Follow up & Follow Through on Paperwork
Once Medicaid eligibility is established, it has to be maintained. If a recipient no longer meets the medical screen, receives too much income, or accumulates too much in countable assets, they are no longer eligible for Medicaid and benefits can and will be terminated.
An applicant has the obligation of reporting any such changes to the county, i.e., inheritance, additional income, etc. If benefits are not terminated, either due to the applicant’s failure to timely report such changes or due to the county’s failure to timely terminate benefits, an overpayment will occur.
The applicant will be responsible for repaying the State for such benefits improperly paid.
Medicaid benefits are also now being terminated based on the recipient’s failure to pay the patient payment to the nursing home. This obligation needs to be stressed to the client.
Medicaid regulations allow an applicant’s spouse to retain a certain amount of assets in the spouse’s own name, i.e., bank accounts, cars, investments, etc. This allowance is known as the “community spouse resource allowance” or CSRA. Once Medicaid benefits are approved, the spouse is required by Medicaid regulations to retitle all such assets into the spouse’s name alone. This retitling is required to occur within one year of the date Medicaid is approved.
Once the assets are separated between the spouses, the “household” then consists of the Medicaid recipient only.
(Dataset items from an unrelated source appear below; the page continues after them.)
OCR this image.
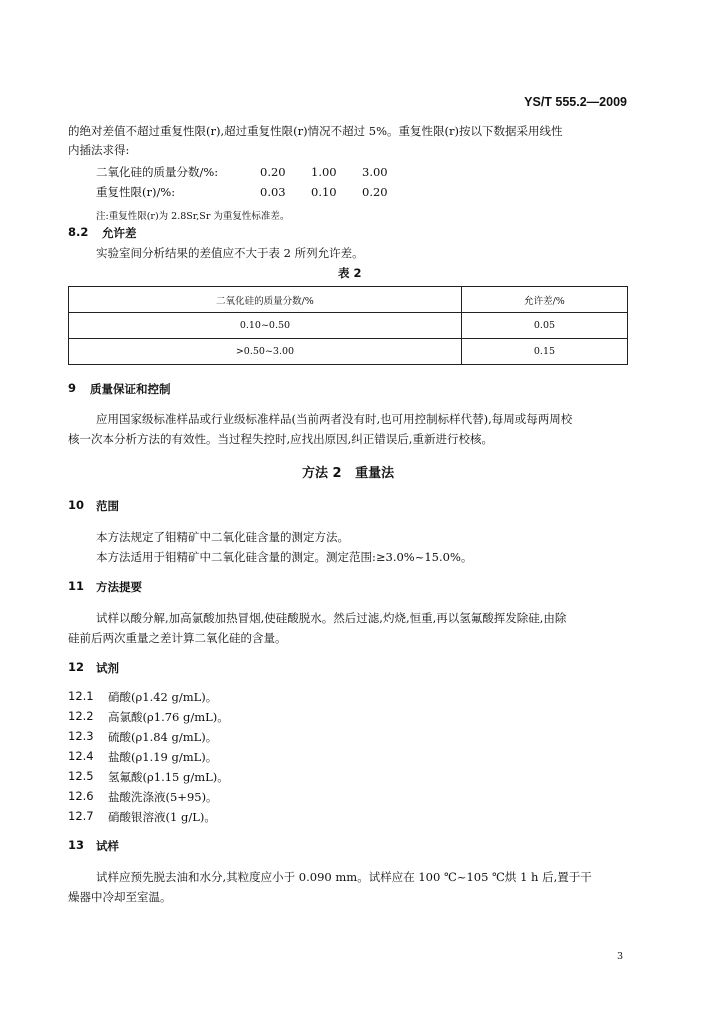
YS/T 555.2—2009
的绝对差值不超过重复性限(r),超过重复性限(r)情况不超过 5%。重复性限(r)按以下数据采用线性
内插法求得:
二氧化硅的质量分数/%:	0.20 1.00 3.00
重复性限(r)/%:	0.03 0.10 0.20
注:重复性限(r)为 2.8Sr,Sr 为重复性标准差。
8.2 允许差
实验室间分析结果的差值应不大于表 2 所列允许差。
表 2
二氧化硅的质量分数/%	允许差/%
0.10~0.50	0.05
>0.50~3.00	0.15
9 质量保证和控制
应用国家级标准样品或行业级标准样品(当前两者没有时,也可用控制标样代替),每周或每两周校
核一次本分析方法的有效性。当过程失控时,应找出原因,纠正错误后,重新进行校核。
方法 2   重量法
10 范围
本方法规定了钼精矿中二氧化硅含量的测定方法。
本方法适用于钼精矿中二氧化硅含量的测定。测定范围:≥3.0%~15.0%。
11 方法提要
试样以酸分解,加高氯酸加热冒烟,使硅酸脱水。然后过滤,灼烧,恒重,再以氢氟酸挥发除硅,由除
硅前后两次重量之差计算二氧化硅的含量。
12 试剂
12.1 硝酸(ρ1.42 g/mL)。
12.2 高氯酸(ρ1.76 g/mL)。
12.3 硫酸(ρ1.84 g/mL)。
12.4 盐酸(ρ1.19 g/mL)。
12.5 氢氟酸(ρ1.15 g/mL)。
12.6 盐酸洗涤液(5+95)。
12.7 硝酸银溶液(1 g/L)。
13 试样
试样应预先脱去油和水分,其粒度应小于 0.090 mm。试样应在 100 ℃~105 ℃烘 1 h 后,置于干
燥器中冷却至室温。
3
The spouse’s assets are no longer relevant. Despite this, the counties usually will request this information in the annual redeterminations. The spouse’s income and expenses continue to be relevant in order to determine the spouse’s income allowance from the institutionalized spouse, if any.
The counties are required to do an annual “redetermination” of eligibility. They will typically send out a form listing the applicant’s information, which is usually quite inaccurate. They will likely also request additional documentation as proof of continuing eligibility. The applicant needs to note the corrections and return it to the county along with any requested documentation. If the redetermination paperwork is not completed and returned, the county can terminate benefits. The counties are also able to request a redetermination at any time they deem it necessary. Usually, it is done only annually.